Es curioso que todos los jóvenes –menos de 40–, de acá y de allá, en su mayoría, han nacido y crecido en democracias “de partidos”; incluso en México, las primeras elecciones –estatales– perdidas por el PRI, datan de los 80… del siglo XX. O sea, son, cuando mucho, un recuerdo vago para cuarentones… Los de treinta, ni estaban.
Dicha falta de expectativas –o percepción de que no las hay, que parece lo mismo pero no lo es: ahí entra la narrativa– provoca revelaciones y rebeliones: contra el entorno, unos, pero otros contra el sistema, la sociedad, que no les da y, a su modo de ver, no los acepta: si no se integran del todo, no están representados…

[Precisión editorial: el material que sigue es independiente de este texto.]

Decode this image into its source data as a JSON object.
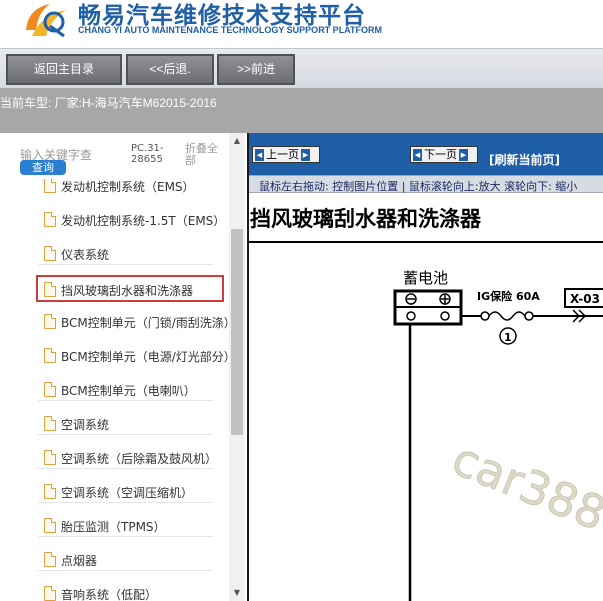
{
  "header": {
    "brand_cn": "畅易汽车维修技术支持平台",
    "brand_en": "CHANG YI AUTO MAINTENANCE TECHNOLOGY SUPPORT PLATFORM",
    "accent": "#1f5fa8"
  },
  "toolbar": {
    "home_label": "返回主目录",
    "back_label": "<<后退.",
    "forward_label": ">>前进"
  },
  "model_bar": {
    "text": "当前车型:  厂家:H-海马汽车M62015-2016"
  },
  "sidebar": {
    "search_placeholder": "输入关键字查",
    "query_label": "查询",
    "pc_code": "PC.31-28655",
    "collapse_label": "折叠全部",
    "items": [
      {
        "label": "发动机控制系统（EMS）"
      },
      {
        "label": "发动机控制系统-1.5T（EMS）"
      },
      {
        "label": "仪表系统"
      },
      {
        "label": "挡风玻璃刮水器和洗涤器"
      },
      {
        "label": "BCM控制单元（门锁/雨刮洗涤）"
      },
      {
        "label": "BCM控制单元（电源/灯光部分）"
      },
      {
        "label": "BCM控制单元（电喇叭）"
      },
      {
        "label": "空调系统"
      },
      {
        "label": "空调系统（后除霜及鼓风机）"
      },
      {
        "label": "空调系统（空调压缩机）"
      },
      {
        "label": "胎压监测（TPMS）"
      },
      {
        "label": "点烟器"
      },
      {
        "label": "音响系统（低配）"
      }
    ],
    "selected_index": 3
  },
  "viewer": {
    "prev_label": "上一页",
    "next_label": "下一页",
    "refresh_label": "[刷新当前页]",
    "hint": "鼠标左右拖动: 控制图片位置 | 鼠标滚轮向上:放大  滚轮向下: 缩小",
    "title": "挡风玻璃刮水器和洗涤器",
    "diagram": {
      "battery_label": "蓄电池",
      "fuse_label": "IG保险 60A",
      "fuse_number": "1",
      "connector_label": "X-03",
      "watermark": "car388"
    }
  }
}
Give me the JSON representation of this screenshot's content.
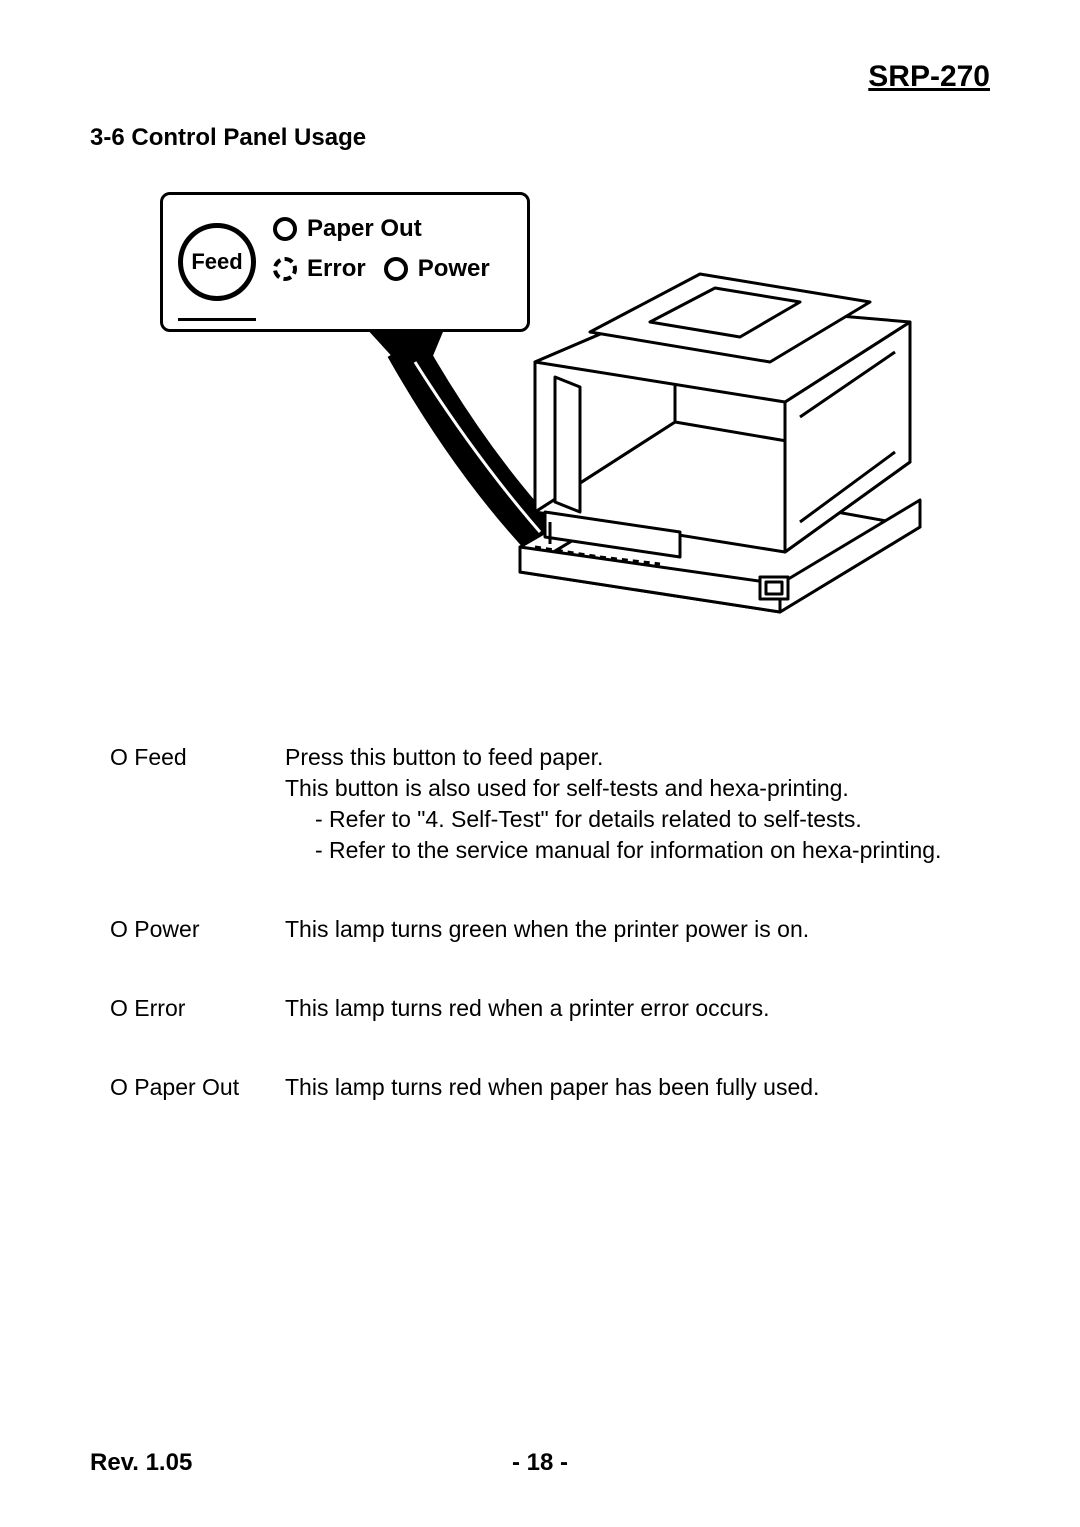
{
  "header": {
    "model": "SRP-270"
  },
  "section": {
    "title": "3-6 Control Panel Usage"
  },
  "panel": {
    "feed_button": "Feed",
    "paper_out": "Paper Out",
    "error": "Error",
    "power": "Power"
  },
  "descriptions": {
    "feed": {
      "label": "O Feed",
      "line1": "Press this button to feed paper.",
      "line2": "This button is also used for self-tests and hexa-printing.",
      "line3": "- Refer to \"4. Self-Test\" for details related to self-tests.",
      "line4": "- Refer to the service manual for information on hexa-printing."
    },
    "power": {
      "label": "O Power",
      "line1": "This lamp turns green when the printer power is on."
    },
    "error": {
      "label": "O Error",
      "line1": "This lamp turns red when a printer error occurs."
    },
    "paper_out": {
      "label": "O Paper Out",
      "line1": "This lamp turns red when paper has been fully used."
    }
  },
  "footer": {
    "revision": "Rev. 1.05",
    "page": "- 18 -"
  }
}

Vuelve a ser curioso que, según las zonas –geográficas y/o de influencia–, la moderna radicalización retoma los esquemas políticos tradicionales: en México, anti-PRI, por parte de quienes, en su mayoría, no lo conocieron… y se cobijan o se acercan a grupos nuevos formados por escisiones del PRI y que reproducen muchos de los usos y costumbres –presidencialismo autoritario (caudillismo), corporativismo– de ese régimen de partido único del que oyeron quejarse a padres y abuelos.
No es nuevo: en la Francia de los 80, Le Pen padre tenía mucho apoyo de los hijos de emigrantes… contra los nuevos emigrantes… Algunos de los cuales, años después, terminan acercándose –que no deja de ser una manera de alejarse de su pasado– a la hija de Le Pen, o bien a otras radicalizaciones políticas… o religiosas, de todas las religiones, casi siempre más cerradas, más conservadoras que lo que impera.
En España, veo a la distancia que los hijos de la gente de mi edad, de quienes, en muchos casos por primera vez, pudieron ir a la universidad, viajar, comprar una casa –ser clase media, pues– se rebelan contra lo establecido y “compran” conceptos como el de “la casta” –hace tiempo–, o últimamente la aberración de la frase que acaba en -ote; unos y otros coinciden, odiándose, en criticar a esa democracia y querer una en la que quepan… porque algunos les dicen –otra vez el relato y la narrativa: suelen hacerse pasar por un falso nosotros– que, como en la democracia caben tantos, ellos no caben…
No es algo ni siquiera nuevo: Orwell o Bradbury, hace más de medio siglo, ya lo avisaron: el relato es el odio, el miedo, el fanatismo… pero narrado en modo eslogan.